Stephen D. Morris, Ph.D., is a nonresident scholar at the Baker Institute Center for the United States and Mexico. He is currently on leave from his position as a professor in the Department of Political Science at Middle Tennessee State University (MTSU), where he served as department chair from 2009 to 2017. He also has a joint appointment to the Center for Latin American Studies at Vanderbilt University. Prior to joining MTSU in the fall of 2009, he served as the director of the International Studies Program at the University of South Alabama and as a professor of political science for two decades.
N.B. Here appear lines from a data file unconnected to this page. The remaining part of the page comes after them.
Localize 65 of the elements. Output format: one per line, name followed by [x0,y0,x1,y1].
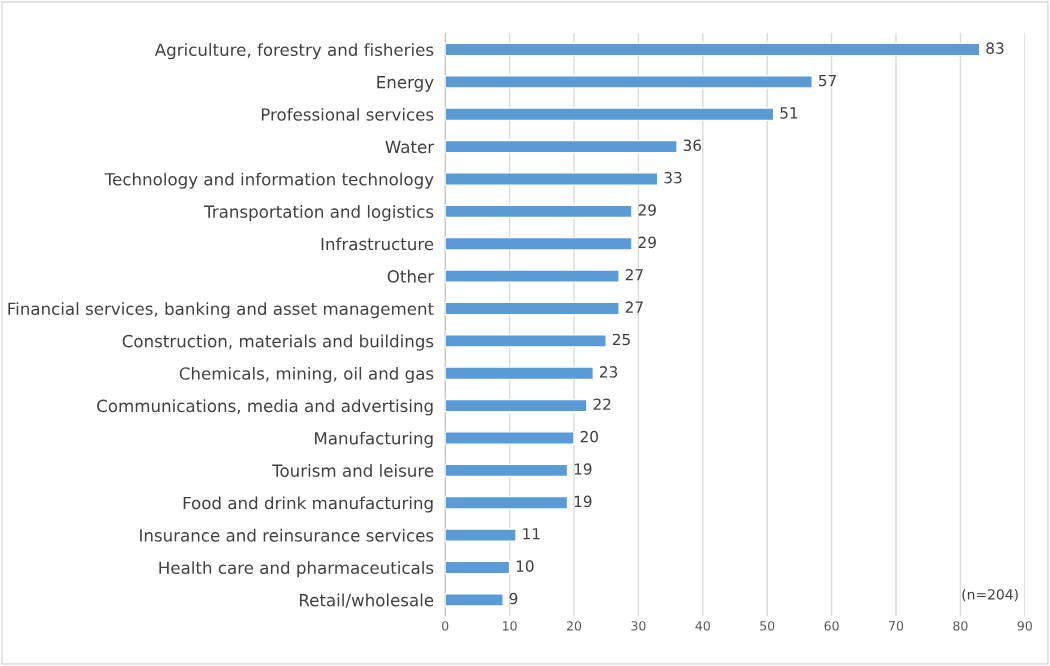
data-label: 19 [574,495,592,508]
data-label: 27 [625,301,643,313]
data-label: 36 [683,139,702,152]
data-label: 57 [819,74,836,87]
x-tick-label: 90 [1017,621,1032,631]
data-label: 33 [664,171,682,184]
bar [445,593,504,607]
bar [445,495,569,510]
y-tick-label: Water [385,140,435,154]
bar [445,42,981,57]
bar [445,75,813,89]
y-tick-label: Insurance and reinsurance services [140,528,434,542]
data-label: 51 [780,107,798,119]
bar [445,204,633,219]
annotation: (n=204) [962,588,1018,602]
bar [445,269,620,283]
data-label: 11 [523,528,540,540]
x-tick-label: 0 [442,621,449,631]
x-tick-label: 50 [760,621,775,631]
x-tick-label: 30 [631,621,646,631]
bar [445,139,678,154]
y-tick-label: Construction, materials and buildings [122,334,434,351]
x-tick-label: 20 [566,621,582,631]
data-label: 23 [600,366,618,378]
y-tick-label: Health care and pharmaceuticals [159,561,434,578]
data-label: 27 [625,268,643,281]
y-tick-label: Energy [377,76,434,92]
data-label: 9 [509,592,518,605]
y-tick-label: Infrastructure [321,237,434,251]
bar [445,107,775,122]
data-label: 25 [612,333,630,346]
data-label: 29 [638,204,656,216]
data-label: 83 [986,42,1004,54]
bar [445,431,575,445]
x-tick-label: 10 [503,621,517,631]
bar [445,398,588,413]
bar [445,528,517,542]
x-tick-label: 80 [953,621,968,631]
data-label: 20 [580,430,598,443]
bar [445,560,511,575]
y-tick-label: Manufacturing [315,431,433,448]
bar [445,463,569,478]
data-label: 29 [638,236,656,249]
y-tick-label: Communications, media and advertising [97,399,433,416]
y-tick-label: Food and drink manufacturing [183,496,433,513]
bar [445,334,607,348]
bar [445,172,659,186]
x-tick-label: 60 [824,621,839,631]
y-tick-label: Transportation and logistics [204,205,434,222]
data-label: 10 [516,560,534,572]
y-tick-label: Other [387,269,435,283]
y-tick-label: Technology and information technology [104,172,434,189]
bar [445,301,620,316]
x-tick-label: 40 [695,621,710,631]
x-tick-label: 70 [889,621,904,631]
y-tick-label: Chemicals, mining, oil and gas [179,366,434,384]
y-tick-label: Tourism and leisure [272,464,434,477]
y-tick-label: Professional services [261,107,434,121]
y-tick-label: Retail/wholesale [299,593,434,608]
y-tick-label: Agriculture, forestry and fisheries [154,43,434,60]
data-label: 22 [593,398,611,410]
y-tick-label: Financial services, banking and asset management [8,302,434,319]
bar [445,366,595,381]
data-label: 19 [574,463,592,475]
bar [445,236,633,251]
Morris has taught in Mexico at the Universidad de las Americas and as a Fulbright lecturer at the Universidad de Guadalajara. His publications include “Corruption and Politics in Contemporary Mexico” (University of Alabama Press, 1991), “Political Reformism in Mexico” (Lynne Rienner, 1995), “Gringolandia: Mexican Identity and Perceptions of the United States” (Rowman & Littlefield, 2005), “Corruption and Democracy in Latin America” (University of Pittsburgh, 2009, co-edited with Charles Blake); “Political Corruption in Mexico: The Impact of Democratization” (Lynne Rienner 2009) and “Corruption and Politics in Latin America” (Lynne Rienner 2010, co-edited with Charles Blake). He has also served as president of the Southeastern Council of Latin American Studies and is a member of the editorial board of the organization’s journal, The Latin Americanist, and of Carta Economica Regional (Universidad de Guadalajara).
Morris holds a B.A. and M.A. in political science from Georgia State University in Atlanta, and a Ph.D. in political science from the University of Arizona.